Sinirle yanına gelen amirinin ilk söylediği söz bu olunca Necip daha da gülmüştü. Konuyu uzatmadılar ama adetten olduğu üzere bir sonraki yemeğin hesabını Komiser Tahsin’in ödemesi konusunda sözleştiler.
Arabaya binip de emniyete gelene dek havadan sudan konuştular, emniyete varınca da Necip Cinayet Büro’ya giderken Komiser Tahsin kantinden bir şeyler alacağını söyleyip yolları ayırmıştı.
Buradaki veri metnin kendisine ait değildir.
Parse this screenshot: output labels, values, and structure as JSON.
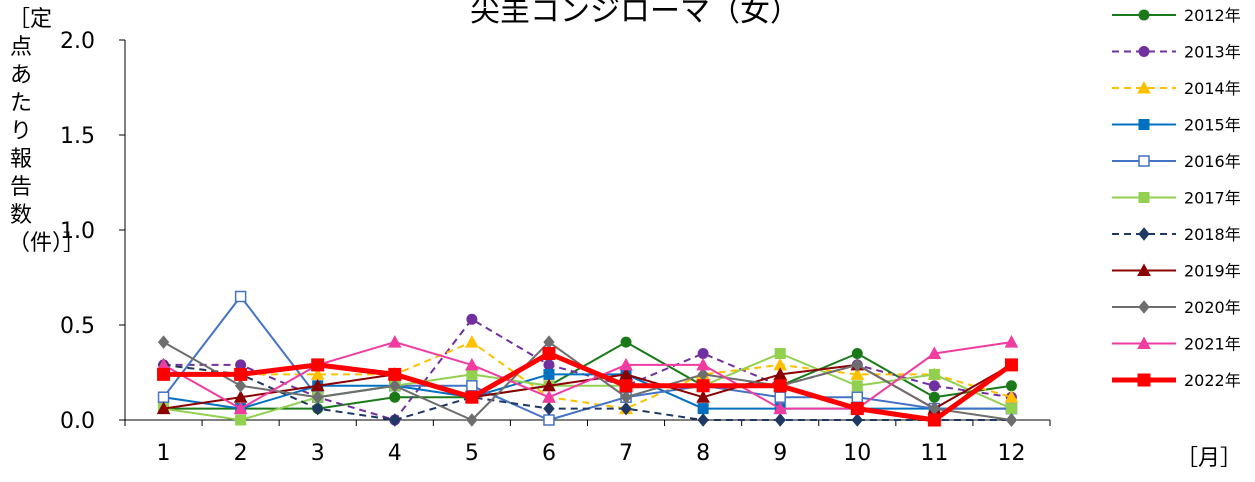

Kantine girdiğinde ise koşuşturan polisler yüzünden ne alacağını unutup kendisini gündelik telaşa kapılmış buldu Komiser Tahsin. Birkaç dakika kendisiyle savaşıp hatırlamaya çalışsa da ne almak istediğini unuttuğunun ayırtına varıp hayıflanarak kantinden çıktı. O sırada otopsi deyince İstanbul Emniyeti’nde ilk akla gelen kişiyle, Dok’la, çarpıştı.
- Ne oluyor yahu! Ne bu telaş!
Komiser Tahsin cevap vermeden, Cinayet Büro’ya dönmek istedi. Etraf daha da kalabalıklaşmış gibi geliyordu; tüm teşkilat üstüne üstüne yürüyor gibi geliyordu! Derin bir nefes alırken görüşünün bulanıklaştığını fark etti; gözleri kararırken kendisini geriye doğru atıverdi Komiser Tahsin.